На хивинском базаре народ стал брать разные плоды и наедаться без денег, а купцы стояли молча и не били этих хищных людей. «…» Наевшись, народ стал скучным, потому что веселье его прошло и смерти не было».

«Наевшись, народ стал скучным» - ключевая фраза: бунт ничего не решил, он произошел всего лишь благодаря живущему в подсознании рефлексу – но не желания смерти, как думали бунтовщики, а желания сытости. Точнее – на заключительной стадии бунта, как только представилась альтернативная возможность, второй рефлекс победил первый. Так бывает, и довольно часто. В результате бунт народа вполне может быть уподоблен действиям собаки, несколько раз далее не случайно появляющейся в тексте:

«Черная собака смотрела на Чагатаева, она открывала и закрывала рот, делая им движение злобы и лая, но звука у нее не получалось. Одновременно она поднимала то правую, то левую переднюю ногу, пытаясь развить в себе ярость и броситься на чужого человека, но не могла. Чагатаев наклонился к собаке, она схватила своей пастью его руку и потерла ее между пустыми деснами – у нее не было ни одного зуба. Он попробовал ее за тело – там часто билось жестокое жалкое сердце, и в глазах собаки стояли слезы отчаяния».

Метафора с собакой имеет продолжение несколькими страницами далее:

«Она дрожала от утомления – старая, дикая, не в силах закончить и изжить свою мучительную жизнь и все еще уверенная в блаженстве своего существования, потому что в самом терпении ее, в худом дрожащем теле было добро».

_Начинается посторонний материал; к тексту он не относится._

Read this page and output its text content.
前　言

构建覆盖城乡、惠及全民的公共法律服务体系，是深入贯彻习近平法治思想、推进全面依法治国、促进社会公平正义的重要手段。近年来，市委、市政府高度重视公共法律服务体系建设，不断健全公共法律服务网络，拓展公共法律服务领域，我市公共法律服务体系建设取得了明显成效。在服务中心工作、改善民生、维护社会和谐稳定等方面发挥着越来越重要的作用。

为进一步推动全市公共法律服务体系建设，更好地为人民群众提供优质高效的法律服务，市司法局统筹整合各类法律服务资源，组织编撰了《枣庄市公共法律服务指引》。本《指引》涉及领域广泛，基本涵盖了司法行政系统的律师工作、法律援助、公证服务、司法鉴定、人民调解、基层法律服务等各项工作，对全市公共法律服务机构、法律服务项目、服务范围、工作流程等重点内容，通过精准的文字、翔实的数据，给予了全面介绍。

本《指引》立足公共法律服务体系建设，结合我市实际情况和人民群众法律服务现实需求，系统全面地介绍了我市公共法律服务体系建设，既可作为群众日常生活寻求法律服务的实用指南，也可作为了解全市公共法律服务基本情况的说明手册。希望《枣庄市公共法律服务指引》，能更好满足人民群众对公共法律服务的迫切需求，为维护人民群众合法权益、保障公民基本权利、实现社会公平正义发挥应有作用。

Что делать, если есть возможность реализовать духовный потенциал, но нет возможности жить, а возможность жить возникает лишь в случае полного забвения присущей лишь тебе душе. Наверное, уйти в себя от несуразности жизни, чтобы сохранить хотя бы внутреннее достоинство. А что касается смерти, которая никак не наступает, то ее еще нужно заслужить. И в этом случает именно терпение может стать альтернативой для народа, который, в общем-то, не способен осмыслить ни себя, ни свою конечную цель – при том, что задача жизни в обессмыслившийся реальности ему понятна: жить за счет не кого-то, но лишь самого себя. Тогда останется неповрежденным главное – душа, ведь место ее нахождения не снаружи, а внутри. И тогда она не будет иметь желания соприкасаться с внешней, оскудевшей до предела жизнью. Поэтому отдаляется для народа джан на неопределенное время долженствующая давно, по всем приметам, наступить смерть, о чем мечтает прикомандированный к народу мелкий - мельче некуда - функционер Нур-Мухаммед, который «глядел на людей чужими глазами», и считал «что сердце народа давно выболело в нужде, ум его стал глуп и поэтому свое счастье ему чувствовать нечем; лучше будет дать покой этому народу, забыть его навсегда или увести куда-нибудь в пустыню, в степи и горы, чтоб он заблудился, и затем посчитать его несуществующим». Нетрудно заметить, что конечная цель примитивного Нур-Мухаммеда идентична цели теперешних высокообразованных, рафинированных и хитромудрых реформаторов, выдающих себя за благодетелей русского народа. И объяснения у них общи. Вот как объясняет Нур-Мухаммед свою позицию в разговоре с Чагатаевым:

«— Что ты сделал здесь за полгода? — спросил его Чагатаев.

— Ничего, — сообщил Нур-Мухаммед. — Я не могу воскрешать мертвых.

— Чего же ты ждешь тогда, зачем ты тут?

— Когда я пришел сюда, в народе было сто десять человек, теперь меньше. Я рою могилы умершим, — их хоронить в болотах нельзя, будет заражение, и я ношу мертвых в дальний песок. Буду хоронить, пока выйдут все, тогда уйду отсюда, скажу — командировка выполнена…

— Народ сам похоронит своих близких — ты для этого не нужен.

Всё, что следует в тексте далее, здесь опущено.